Ottawa investit 20 millions pour lutter contre la carpe asiatique

La carpe de roseau est l'une des quatre espèces de carpes asiatiques.
Photo: iStock La carpe de roseau est l'une des quatre espèces de carpes asiatiques.

Le gouvernement fédéral a confirmé mardi des investissements de 20 millions de dollars sur cinq ans dans la lutte contre la carpe asiatique, une espèce envahissante particulièrement vorace qui est déjà présente également au Québec.

Dans le cadre du dernier budget, le gouvernement Trudeau avait prévu des investissements totaux de 43,9 millions sur cinq ans pour lutter contre différentes espèces envahissantes qui menacent la biodiversité au pays.

Preuve du sérieux de la menace que représente la carpe asiatique, près de la moitié de cette enveloppe sera consacrée à cette famille de quatre espèces de poissons, qui a fait des ravages dans les cours d’eaux américains au cours des dernières décennies.

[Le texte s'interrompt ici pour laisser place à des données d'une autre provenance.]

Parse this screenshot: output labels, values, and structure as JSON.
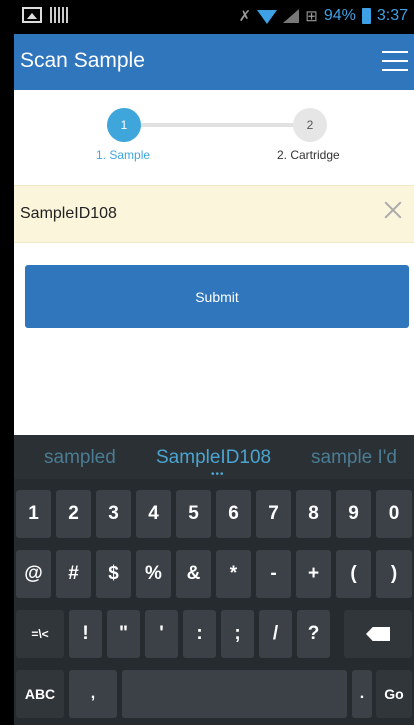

Selon ce qu’a fait valoir mardi Pêches et Océans Canada par voie de communiqué, le budget de quatre millions de dollars par année servira essentiellement à « poursuivre les efforts de prévention par la surveillance aux fins d’alerte précoce, l’établissement de partenariats et les activités de sensibilisation ».

Milieu propice

Ce financement permettra à Ottawa de poursuivre le Programme de lutte contre la carpe asiatique « pour accroître la protection de nos Grands Lacs et pour préserver nos pêches ».

Il faut dire que les « évaluations des risques » réalisées par le Canada et les États-Unis montrent que les Grands Lacs « contiennent assez de nourriture et offrent un habitat adéquat pour la carpe à grosse tête, la carpe argentée et la carpe de roseau, ce qui favorise leur invasion et leur établissement ».

La menace de la carpe asiatique est d’autant plus évidente que sa présence a été confirmée au début de 2017 dans les Grands Lacs. Pêches et Océans Canada admet d’ailleurs que « les conséquences écologiques de la présence de la carpe de roseau dans la plupart des zones du bassin des Grands Lacs pourraient être extrêmement graves dans les 50 prochaines années ».

Présente au Québec

Pourquoi ? Prédateur indélogeable, une telle bête peut mesurer plus d’un mètre, dépasser les 45 livres et vivre plus de 20 ans. Elle pèse au moins deux livres après sa première année de vie, ce qui fait qu’elle ne peut être une proie pour d’autres espèces. Et elle mange chaque jour l’équivalent du tiers de son poids, en plus de tolérer une grande gamme de températures et de faibles concentrations d’oxygène.

Côté américain, où les carpes ont été introduites accidentellement dans le Sud du pays dans les années 1970, leur capacité d’adaptation a d’ailleurs été phénoménale. Dans la rivière Illinois, à quelques dizaines de kilomètres des Grands Lacs, les carpes représentent à certains endroits plus de 90 % de la biomasse animale du cours d’eau.

La carpe asiatique, et plus précisément la carpe de roseau, est aussi déjà présente au Québec. Les travaux du ministère de la Faune ont permis en 2016 de détecter la présence de cette espèce à 16 endroits le long du Saint-Laurent, mais aussi dans les rivières Richelieu et Saint-François. Des preuves qui s’ajoutent à la prise, en 2016, d’une carpe de roseau de plus de 60 livres, dans le secteur de Contrecoeur.

Une fois installée, cette carpe risque donc de provoquer des ravages dans l’écosystème du fleuve, mais aussi des rivières et des lacs qu’elle pourra coloniser. Les cours d’eau du sud de la province représentent en effet un milieu très propice pour la carpe, de l’aveu même du ministère de la Faune.

Pour le moment, un budget de 1,7 million de dollars est prévu sur trois ans pour la lutte contre la carpe asiatique au Québec.

La carpe, poisson comestible

Est-ce qu’il est possible de manger de la carpe asiatique ? La question a été posée à plusieurs reprises cette semaine. Après tout, si l’espèce en venait à abonder dans les cours d’eau de la province, pourquoi ne pas tenter de lui trouver une utilité culinaire ? Aux États-Unis, des chefs ont trouvé des façons d’apprêter ce poisson. Même que des tests à l’aveugle menés par une équipe de recherche de l’Université du Missouri ont démontré que les consommateurs appréciaient la chair de la carpe. Mais encore faut-il qu’ils ignorent qu’ils mangent de la carpe. Ironie du sort, en Chine, d’où la carpe asiatique est originaire et où elle est consommée depuis des siècles, on ne boude pas la carpe en provenance des États-Unis. Des entreprises américaines en exportent donc plusieurs milliers de tonnes chaque année, non seulement vers la Chine, mais vers d’autres marchés ailleurs dans le monde.